Don't create circular dependencies.

With something as fundamental as the network, no way around it.

- Okay, we'll set up a separate maintenance network in case we can't get to the regular network.

- Wait, but we need a maintenance network for the maintenance network...

  • Two is One, One is None. There are absolutely ways around this, it's called redundancy. The marginal cost of laying an extra pair during physical plant installation is basically $0, which is why you'd never go "well we need a backup for the backup, so there's no point in having two pairs). Similarly, the marginal cost for having a second UPS and PDU in a rack is effectively $0 at scale, so nobody would argue this is unnecessary to deal with possible UPS failure or accidentally unplugging a cable.

    In this case, there are likely several things that can be changes systemically to mitigate or prevent similar failures in the future, and I have every faith that Facebook's SRE team is capable of identifying and implementing those changes.
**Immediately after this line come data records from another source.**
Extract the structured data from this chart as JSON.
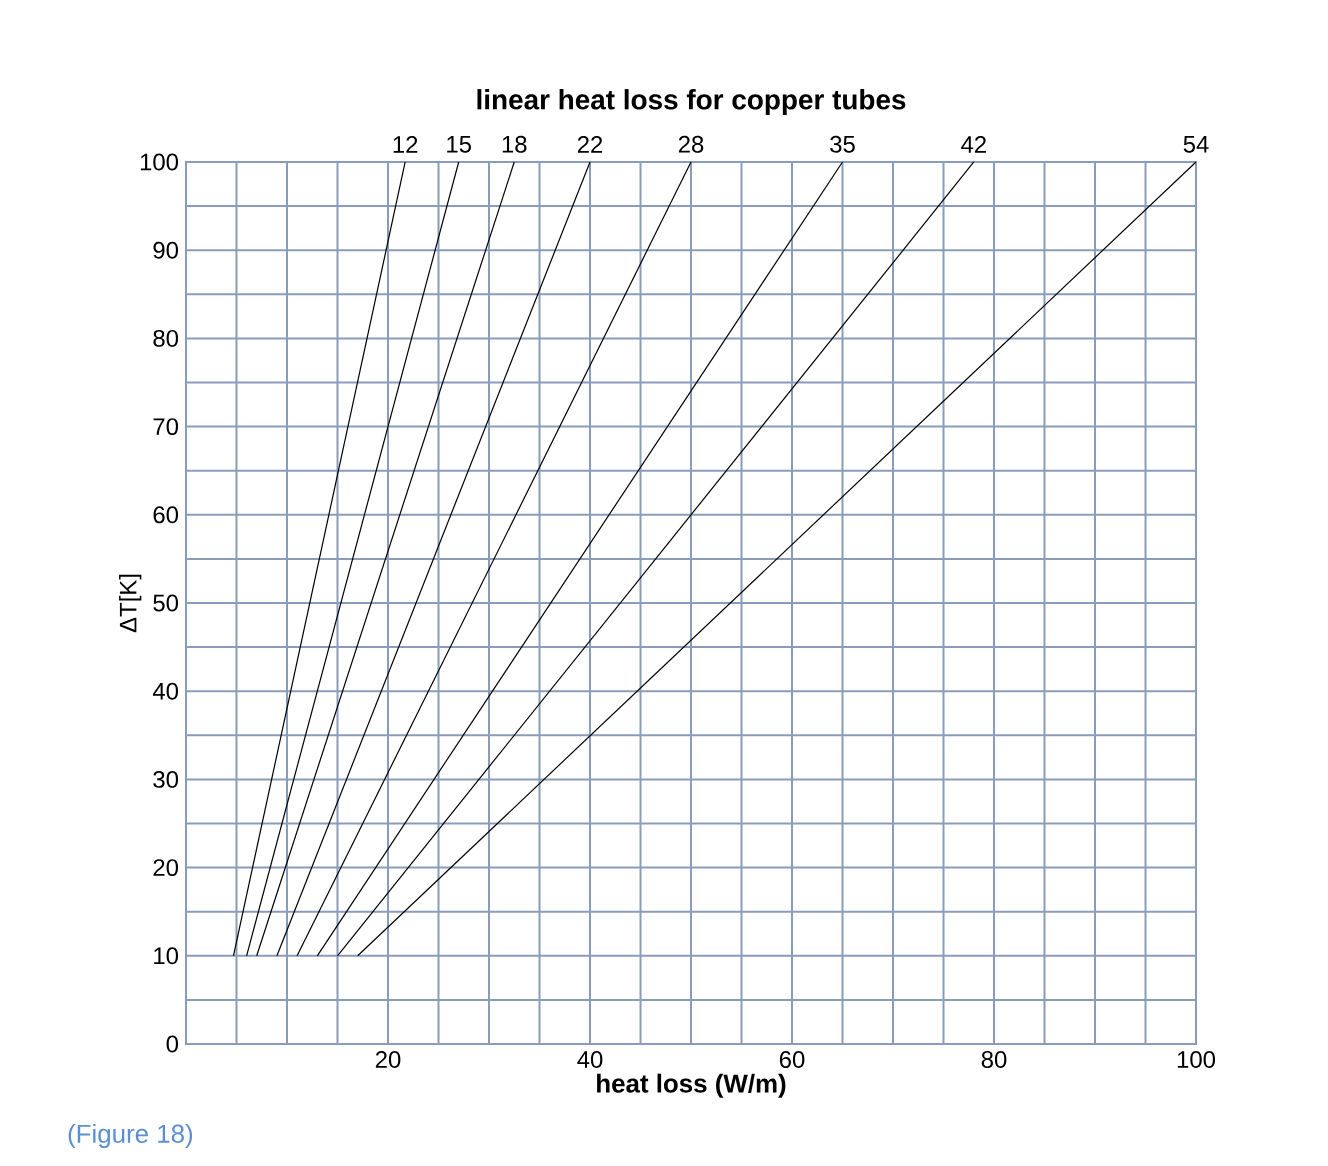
{
  "chart_data": {
    "type": "line",
    "title": "linear heat loss for copper tubes",
    "xlabel": "heat loss (W/m)",
    "ylabel": "ΔT[K]",
    "annotations": [
      "(Figure 18)"
    ],
    "xlim": [
      0,
      100
    ],
    "ylim": [
      0,
      100
    ],
    "xticks": [
      {
        "value": 0,
        "label": null
      },
      {
        "value": 5,
        "label": null
      },
      {
        "value": 10,
        "label": null
      },
      {
        "value": 15,
        "label": null
      },
      20,
      {
        "value": 25,
        "label": null
      },
      {
        "value": 30,
        "label": null
      },
      {
        "value": 35,
        "label": null
      },
      40,
      {
        "value": 45,
        "label": null
      },
      {
        "value": 50,
        "label": null
      },
      {
        "value": 55,
        "label": null
      },
      60,
      {
        "value": 65,
        "label": null
      },
      {
        "value": 70,
        "label": null
      },
      {
        "value": 75,
        "label": null
      },
      80,
      {
        "value": 85,
        "label": null
      },
      {
        "value": 90,
        "label": null
      },
      {
        "value": 95,
        "label": null
      },
      100
    ],
    "yticks": [
      0,
      {
        "value": 5,
        "label": null
      },
      10,
      {
        "value": 15,
        "label": null
      },
      20,
      {
        "value": 25,
        "label": null
      },
      30,
      {
        "value": 35,
        "label": null
      },
      40,
      {
        "value": 45,
        "label": null
      },
      50,
      {
        "value": 55,
        "label": null
      },
      60,
      {
        "value": 65,
        "label": null
      },
      70,
      {
        "value": 75,
        "label": null
      },
      80,
      {
        "value": 85,
        "label": null
      },
      90,
      {
        "value": 95,
        "label": null
      },
      100
    ],
    "grid": true,
    "series": [
      {
        "name": "12",
        "color": "#000000",
        "x": [
          4.7,
          21.7
        ],
        "values": [
          10,
          100
        ]
      },
      {
        "name": "15",
        "color": "#000000",
        "x": [
          6,
          27
        ],
        "values": [
          10,
          100
        ]
      },
      {
        "name": "18",
        "color": "#000000",
        "x": [
          7,
          32.5
        ],
        "values": [
          10,
          100
        ]
      },
      {
        "name": "22",
        "color": "#000000",
        "x": [
          9,
          40
        ],
        "values": [
          10,
          100
        ]
      },
      {
        "name": "28",
        "color": "#000000",
        "x": [
          11,
          50
        ],
        "values": [
          10,
          100
        ]
      },
      {
        "name": "35",
        "color": "#000000",
        "x": [
          13,
          65
        ],
        "values": [
          10,
          100
        ]
      },
      {
        "name": "42",
        "color": "#000000",
        "x": [
          15,
          78
        ],
        "values": [
          10,
          100
        ]
      },
      {
        "name": "54",
        "color": "#000000",
        "x": [
          17,
          100
        ],
        "values": [
          10,
          100
        ]
      }
    ]
  }
}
There is no such thing as "no way around it", unless you're dealing with a law of physics.

    • By "no way around it" I mean you're going to need to create a circular dependency at some point, whether it's a maintenance network that's used to manage itself, or the prod network for managing the maintenance network.

      I absolutely agree that installing a maintenance network is a good idea. One of the big challenges, though, is making sure that all your tooling can and will run exclusively on the maintenance network if needed.
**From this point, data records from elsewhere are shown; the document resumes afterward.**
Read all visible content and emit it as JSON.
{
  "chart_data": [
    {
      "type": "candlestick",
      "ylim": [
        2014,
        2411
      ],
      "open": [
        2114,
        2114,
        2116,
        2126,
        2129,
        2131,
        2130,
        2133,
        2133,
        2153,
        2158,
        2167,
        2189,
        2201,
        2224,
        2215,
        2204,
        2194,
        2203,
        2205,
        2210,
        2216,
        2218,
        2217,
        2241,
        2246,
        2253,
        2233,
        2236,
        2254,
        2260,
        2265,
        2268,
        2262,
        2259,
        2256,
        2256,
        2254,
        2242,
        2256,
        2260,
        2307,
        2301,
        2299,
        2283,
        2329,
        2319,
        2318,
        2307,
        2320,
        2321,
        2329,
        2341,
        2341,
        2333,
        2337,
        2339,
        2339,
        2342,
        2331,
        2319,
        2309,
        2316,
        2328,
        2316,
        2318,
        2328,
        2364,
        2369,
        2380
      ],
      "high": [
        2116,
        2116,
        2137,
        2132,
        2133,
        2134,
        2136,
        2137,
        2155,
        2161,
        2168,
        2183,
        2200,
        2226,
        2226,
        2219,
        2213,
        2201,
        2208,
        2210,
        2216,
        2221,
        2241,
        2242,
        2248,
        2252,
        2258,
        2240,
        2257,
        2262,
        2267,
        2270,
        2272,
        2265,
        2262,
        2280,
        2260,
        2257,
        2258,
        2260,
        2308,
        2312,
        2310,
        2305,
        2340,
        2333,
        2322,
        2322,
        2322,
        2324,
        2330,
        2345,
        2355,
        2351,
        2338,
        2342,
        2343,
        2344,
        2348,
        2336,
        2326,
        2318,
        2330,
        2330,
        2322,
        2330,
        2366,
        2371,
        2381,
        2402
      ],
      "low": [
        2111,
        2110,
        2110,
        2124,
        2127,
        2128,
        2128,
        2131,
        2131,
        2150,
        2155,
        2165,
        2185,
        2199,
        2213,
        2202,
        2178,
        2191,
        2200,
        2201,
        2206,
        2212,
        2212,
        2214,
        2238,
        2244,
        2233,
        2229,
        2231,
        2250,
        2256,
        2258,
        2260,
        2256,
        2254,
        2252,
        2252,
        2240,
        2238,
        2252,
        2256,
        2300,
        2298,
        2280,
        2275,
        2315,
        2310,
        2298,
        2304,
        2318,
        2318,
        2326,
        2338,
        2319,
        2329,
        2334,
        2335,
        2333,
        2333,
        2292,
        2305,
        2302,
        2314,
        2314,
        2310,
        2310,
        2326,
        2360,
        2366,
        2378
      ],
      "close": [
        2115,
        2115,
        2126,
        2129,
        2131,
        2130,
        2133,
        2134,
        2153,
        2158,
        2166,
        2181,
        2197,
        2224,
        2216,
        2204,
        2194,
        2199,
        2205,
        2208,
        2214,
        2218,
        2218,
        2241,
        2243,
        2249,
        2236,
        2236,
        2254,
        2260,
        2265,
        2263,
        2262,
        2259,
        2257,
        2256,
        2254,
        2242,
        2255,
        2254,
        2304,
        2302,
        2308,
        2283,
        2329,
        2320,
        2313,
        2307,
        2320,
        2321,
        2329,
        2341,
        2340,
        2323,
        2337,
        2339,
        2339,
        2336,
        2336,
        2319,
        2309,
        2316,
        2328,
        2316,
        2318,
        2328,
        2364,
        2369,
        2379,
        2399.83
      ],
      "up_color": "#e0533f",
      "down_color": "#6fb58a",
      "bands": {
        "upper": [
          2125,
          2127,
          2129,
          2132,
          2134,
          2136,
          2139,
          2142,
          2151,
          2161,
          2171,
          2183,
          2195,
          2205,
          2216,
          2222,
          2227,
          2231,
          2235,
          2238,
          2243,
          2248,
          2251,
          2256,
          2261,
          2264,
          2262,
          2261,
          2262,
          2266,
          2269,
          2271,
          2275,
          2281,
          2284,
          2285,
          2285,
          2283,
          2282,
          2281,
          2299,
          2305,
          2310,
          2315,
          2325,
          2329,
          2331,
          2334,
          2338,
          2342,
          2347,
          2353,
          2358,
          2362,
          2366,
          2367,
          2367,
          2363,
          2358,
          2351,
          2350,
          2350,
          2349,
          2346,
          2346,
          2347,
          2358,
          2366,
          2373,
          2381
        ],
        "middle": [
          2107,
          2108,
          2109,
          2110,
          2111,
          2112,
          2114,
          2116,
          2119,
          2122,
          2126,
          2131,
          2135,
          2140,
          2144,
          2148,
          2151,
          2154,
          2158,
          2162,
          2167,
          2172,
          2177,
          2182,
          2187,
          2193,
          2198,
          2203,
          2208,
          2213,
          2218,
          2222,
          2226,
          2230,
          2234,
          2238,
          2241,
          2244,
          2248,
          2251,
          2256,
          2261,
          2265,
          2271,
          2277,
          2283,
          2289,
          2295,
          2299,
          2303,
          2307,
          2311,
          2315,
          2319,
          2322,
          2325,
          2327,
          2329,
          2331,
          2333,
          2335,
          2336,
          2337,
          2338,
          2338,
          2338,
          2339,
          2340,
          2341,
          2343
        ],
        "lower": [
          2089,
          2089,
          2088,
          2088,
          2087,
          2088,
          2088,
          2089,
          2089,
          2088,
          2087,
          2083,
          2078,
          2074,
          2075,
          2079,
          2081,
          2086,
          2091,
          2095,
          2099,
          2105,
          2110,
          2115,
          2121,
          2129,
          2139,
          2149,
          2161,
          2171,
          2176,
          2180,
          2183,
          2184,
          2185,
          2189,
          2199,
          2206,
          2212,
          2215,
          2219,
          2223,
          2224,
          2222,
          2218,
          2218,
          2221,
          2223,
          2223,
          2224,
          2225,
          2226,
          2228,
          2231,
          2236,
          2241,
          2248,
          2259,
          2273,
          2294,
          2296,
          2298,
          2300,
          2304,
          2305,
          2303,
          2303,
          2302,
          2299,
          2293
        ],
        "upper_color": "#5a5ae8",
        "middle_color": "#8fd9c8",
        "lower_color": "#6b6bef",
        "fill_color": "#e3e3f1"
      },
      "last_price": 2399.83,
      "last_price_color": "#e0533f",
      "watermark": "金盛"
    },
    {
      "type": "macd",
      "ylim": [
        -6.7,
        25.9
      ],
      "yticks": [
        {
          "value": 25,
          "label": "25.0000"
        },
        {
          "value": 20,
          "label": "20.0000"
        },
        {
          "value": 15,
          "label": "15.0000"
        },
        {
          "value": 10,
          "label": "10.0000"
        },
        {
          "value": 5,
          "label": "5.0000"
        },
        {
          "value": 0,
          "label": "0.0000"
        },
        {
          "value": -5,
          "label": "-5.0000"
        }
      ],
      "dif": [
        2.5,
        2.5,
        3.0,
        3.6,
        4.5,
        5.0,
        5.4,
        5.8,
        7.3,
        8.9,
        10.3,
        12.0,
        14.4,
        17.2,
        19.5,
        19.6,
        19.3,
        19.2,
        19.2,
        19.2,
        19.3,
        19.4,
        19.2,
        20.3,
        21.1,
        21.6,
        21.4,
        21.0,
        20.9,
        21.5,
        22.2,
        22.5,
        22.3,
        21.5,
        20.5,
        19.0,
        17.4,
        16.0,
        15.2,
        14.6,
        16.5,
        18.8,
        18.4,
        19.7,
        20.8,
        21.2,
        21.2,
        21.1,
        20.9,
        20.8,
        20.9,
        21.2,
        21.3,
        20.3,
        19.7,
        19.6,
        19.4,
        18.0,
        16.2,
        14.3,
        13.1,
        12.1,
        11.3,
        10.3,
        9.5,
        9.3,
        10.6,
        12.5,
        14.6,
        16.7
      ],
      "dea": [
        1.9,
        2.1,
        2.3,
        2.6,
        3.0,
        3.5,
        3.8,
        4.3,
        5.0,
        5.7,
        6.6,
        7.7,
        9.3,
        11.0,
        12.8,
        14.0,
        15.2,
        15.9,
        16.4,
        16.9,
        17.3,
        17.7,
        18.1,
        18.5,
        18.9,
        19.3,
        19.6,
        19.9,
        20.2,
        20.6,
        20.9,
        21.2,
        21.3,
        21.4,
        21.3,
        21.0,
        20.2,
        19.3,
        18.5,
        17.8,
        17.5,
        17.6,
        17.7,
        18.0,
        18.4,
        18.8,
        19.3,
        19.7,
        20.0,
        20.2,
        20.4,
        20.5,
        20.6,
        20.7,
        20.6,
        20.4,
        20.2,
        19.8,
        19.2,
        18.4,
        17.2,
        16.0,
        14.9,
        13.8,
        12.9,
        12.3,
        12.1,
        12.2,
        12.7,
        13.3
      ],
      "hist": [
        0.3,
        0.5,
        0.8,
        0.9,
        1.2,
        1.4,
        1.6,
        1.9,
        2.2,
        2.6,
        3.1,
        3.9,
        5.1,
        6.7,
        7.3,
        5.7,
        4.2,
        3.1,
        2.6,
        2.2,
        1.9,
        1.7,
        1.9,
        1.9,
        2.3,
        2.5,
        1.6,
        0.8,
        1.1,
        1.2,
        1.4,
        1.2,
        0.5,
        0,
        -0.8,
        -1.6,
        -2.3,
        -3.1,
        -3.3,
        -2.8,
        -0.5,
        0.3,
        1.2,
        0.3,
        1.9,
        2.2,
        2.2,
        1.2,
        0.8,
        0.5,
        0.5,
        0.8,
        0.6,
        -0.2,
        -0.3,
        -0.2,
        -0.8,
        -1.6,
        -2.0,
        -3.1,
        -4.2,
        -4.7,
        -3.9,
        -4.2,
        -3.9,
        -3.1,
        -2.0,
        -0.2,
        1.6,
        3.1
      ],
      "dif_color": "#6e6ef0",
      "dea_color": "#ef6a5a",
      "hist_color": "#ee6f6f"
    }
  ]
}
      (Also, while the marginal cost of laying an extra pair of fiber during physical installation may be low, making sure that you have fully independent failure domains is much higher, whether that's leased fiber, power, etc.)

  • "Okay, we'll pull in a DSL line from a completely separate ISP for the out-of-band access." (guess what else is in that manhole/conduit?)

    "Okay, we'll use LTE for out-of-band!" (oops, the backhaul for the cell tower goes under the same bridge as the real network)

    True diversity is HARD (not unsolvable, just hard. especially at scale)!

    • heh i toured a large data center here in dallas and listened to them brag about all the redundant connectivity they had while standing next to the conduit where they all entered the building. One person, a pair of wire cutters, and 5 seconds and that whole datacenter is dark.

    • Although the difference here is that loosing connection and out-of-band for a single data center shouldn't be as catastrophic for Facebook, so your examples would be tolerable?

      1 reply →

How do you avoid circular dependencies on an out-of-band-network? Seems like the choice is between a circular dependency, or turtles all the way down.

  • How do you go from "have a separate access method that doesn't depend on your main system" to "turtles all the way down"? The secondary access is allowed to have dependencies, just not on your network.